Election 2022: Debt to be paid for Mark McGowan’s role in ALP win
Mark McGowan is to use his new-found role as the kingmaker of Australian politics to protect WA’s increased share of the GST.
Mark McGowan is to use his new-found role as the kingmaker of Australian politics to protect Western Australia’s increased share of the GST and push for more federal funding for remote Aboriginal communities and a bigger share of defence contracts.
The Premier was a significant factor in the WA swing that won Anthony Albanese the prime ministership and Labor a majority. The party recorded an 11 per cent swing in traditionally conservative-leaning WA. Labor recorded its highest two-party-preferred result in the state, with the Liberals reduced from 11 seats after the 2019 election to just five.
Observers have warned that the increased significance of WA federally, and Mr McGowan’s prominent role in Labor’s successful campaign in the state, could cause headaches for the Albanese government as other Labor states step up calls for GST reform and some federal MPs try to curtail the progress of major gas projects in WA.
Mr McGowan’s growing influence showed during the campaign itself, when he quickly snuffed out talk from his federal colleagues about a potential end to the live export industry. He has already called for tempered language from Canberra towards WA’s biggest trading partner, China, and has also made it clear he expects to see a strong representation of WA MPs in federal cabinet.

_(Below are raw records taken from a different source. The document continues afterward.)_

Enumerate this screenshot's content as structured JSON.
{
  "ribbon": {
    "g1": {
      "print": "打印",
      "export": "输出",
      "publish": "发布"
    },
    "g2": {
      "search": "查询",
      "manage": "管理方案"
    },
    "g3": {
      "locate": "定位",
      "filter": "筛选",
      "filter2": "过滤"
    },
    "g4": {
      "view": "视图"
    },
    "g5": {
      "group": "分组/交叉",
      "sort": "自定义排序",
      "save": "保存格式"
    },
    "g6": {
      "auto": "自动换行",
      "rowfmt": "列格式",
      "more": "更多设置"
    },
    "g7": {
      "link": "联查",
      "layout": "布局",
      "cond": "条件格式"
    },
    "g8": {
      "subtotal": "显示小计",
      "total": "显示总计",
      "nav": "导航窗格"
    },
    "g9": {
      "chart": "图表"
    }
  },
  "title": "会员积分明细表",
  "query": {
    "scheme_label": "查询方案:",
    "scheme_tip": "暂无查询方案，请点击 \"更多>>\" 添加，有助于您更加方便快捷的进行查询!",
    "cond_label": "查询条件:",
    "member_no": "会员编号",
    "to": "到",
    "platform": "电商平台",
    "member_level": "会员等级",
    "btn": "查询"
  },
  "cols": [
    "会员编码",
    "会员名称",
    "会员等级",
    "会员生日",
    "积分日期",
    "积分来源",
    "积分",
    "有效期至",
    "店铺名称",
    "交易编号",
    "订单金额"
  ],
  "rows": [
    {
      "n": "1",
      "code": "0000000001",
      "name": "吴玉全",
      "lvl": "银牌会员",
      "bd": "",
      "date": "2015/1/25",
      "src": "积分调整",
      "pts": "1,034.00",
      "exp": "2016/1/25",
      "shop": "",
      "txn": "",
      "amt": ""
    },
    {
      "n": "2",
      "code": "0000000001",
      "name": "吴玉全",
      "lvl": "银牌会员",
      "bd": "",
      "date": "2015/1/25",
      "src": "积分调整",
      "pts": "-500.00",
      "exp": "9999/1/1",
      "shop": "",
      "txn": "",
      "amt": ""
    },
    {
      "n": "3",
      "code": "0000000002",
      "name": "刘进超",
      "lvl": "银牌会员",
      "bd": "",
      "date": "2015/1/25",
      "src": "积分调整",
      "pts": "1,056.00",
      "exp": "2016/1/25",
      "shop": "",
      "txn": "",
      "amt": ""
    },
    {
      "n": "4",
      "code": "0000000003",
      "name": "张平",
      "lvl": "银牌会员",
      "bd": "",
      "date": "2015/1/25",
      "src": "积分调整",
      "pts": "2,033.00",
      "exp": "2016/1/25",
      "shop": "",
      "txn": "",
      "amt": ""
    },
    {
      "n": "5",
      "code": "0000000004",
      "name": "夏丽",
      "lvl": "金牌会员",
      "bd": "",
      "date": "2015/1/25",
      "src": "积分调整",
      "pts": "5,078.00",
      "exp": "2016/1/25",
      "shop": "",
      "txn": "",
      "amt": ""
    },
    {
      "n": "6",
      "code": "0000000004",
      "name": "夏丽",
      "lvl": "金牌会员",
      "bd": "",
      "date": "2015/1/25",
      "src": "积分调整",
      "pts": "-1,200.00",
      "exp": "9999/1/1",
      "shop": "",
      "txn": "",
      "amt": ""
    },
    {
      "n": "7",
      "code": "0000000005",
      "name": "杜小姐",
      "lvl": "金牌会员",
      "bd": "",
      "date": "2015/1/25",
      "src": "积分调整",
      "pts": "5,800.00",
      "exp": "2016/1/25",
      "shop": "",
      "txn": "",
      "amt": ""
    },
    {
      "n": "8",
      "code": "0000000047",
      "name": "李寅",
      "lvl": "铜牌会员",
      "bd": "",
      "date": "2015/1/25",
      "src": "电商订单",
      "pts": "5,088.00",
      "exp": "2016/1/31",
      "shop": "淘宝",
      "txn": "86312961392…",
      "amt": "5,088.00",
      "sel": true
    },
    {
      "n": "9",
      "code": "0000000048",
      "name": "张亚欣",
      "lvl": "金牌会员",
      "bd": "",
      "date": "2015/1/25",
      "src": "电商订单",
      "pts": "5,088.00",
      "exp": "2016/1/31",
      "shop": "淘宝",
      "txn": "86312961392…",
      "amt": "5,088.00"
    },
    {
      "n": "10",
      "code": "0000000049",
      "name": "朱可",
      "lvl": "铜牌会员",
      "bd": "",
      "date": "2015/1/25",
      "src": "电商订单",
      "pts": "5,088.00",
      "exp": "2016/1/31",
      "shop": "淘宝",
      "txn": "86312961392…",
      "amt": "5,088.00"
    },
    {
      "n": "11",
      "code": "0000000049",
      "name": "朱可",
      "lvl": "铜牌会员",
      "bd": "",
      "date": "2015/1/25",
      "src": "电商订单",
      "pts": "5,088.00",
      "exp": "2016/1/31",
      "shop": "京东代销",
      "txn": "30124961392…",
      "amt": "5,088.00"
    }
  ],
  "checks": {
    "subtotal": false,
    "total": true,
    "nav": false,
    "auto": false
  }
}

Sources close to Labor in WA said Mr McGowan, who has long proven adept at securing cash from Canberra, would lobby for more federal funding for Aboriginal communities and seek more major defence contracts for the state.
In his press conferences since the election, Mr McGowan labelled Peter Dutton an unintelligent extremist, criticised Victoria’s Labor government over its Commonwealth Games spending, branded Clive Palmer’s supporters misfits and losers, and slammed the conduct of the Canberra press pack. He has also made it clear he expects the debate of the GST carve-up is over.
“Western Australia getting 70c back for every dollar we put in is hardly fair, but it’s far better than what we were getting before,” he said this week. “So the arrangement is permanent as far as I’m concerned and that’s the assurance I’ve had from all of my now federal colleagues, Mr Albanese and Mr (Jim) Chalmers and other federal colleagues.”
But the man he dethroned as WA premier, Colin Barnett, has warned that Mr McGowan may not be smiling for long if history is anything to go by.
Mr Barnett, who came to power during the first Rudd government, says he saw first-hand how his Labor counterparts had to fall in line with the policy decisions of Canberra – such as the mining tax and the proposed federal takeover of the health system – and expects to see the same dynamics under Mr Albanese.
“I don’t think Albanese is the same sort of character as Rudd, but I think you will see pushes by the federal government to have stronger control over states, particularly where there are Labor premiers,” he said.
He sees the GST deal, a resurrected mining tax, and federal resistance to planned gas projects as the key areas where WA could end up worse off.
Labor states Victoria and South Australia have already called for changes in the GST, while the increased parliamentary influence of the Greens and the perceived role of climate change in the election result could also cause federal roadblocks for the likes of the $16bn Scarborough LNG project in WA.
Peter Kennedy, the author of the anthology Tales from Boomtown: Western Australian Premiers from Brand to McGowan, says he has never seen a WA premier with the Canberra influence of Mr McGowan.
“A prime minister, when push comes to shove, will try to pull rank on a state Labor premier, but that massive result on Saturday makes WA Labor very important to federal Labor, particularly when you look at federal Labor’s poor first-preference vote,” he said. “The federal Labor bargaining position over Western Australia is not very strong, and McGowan would remind anyone who tried to pull rank on him of that score.”
He said Labor had paid a heavy price at both a federal and state level in the past when prime ministers ignored the interests of WA. The Rudd government’s attempt to introduce a mining tax marked the start of a decade in the wilderness for Labor in WA and paved the way for the Liberals to dominate federal politics in the state.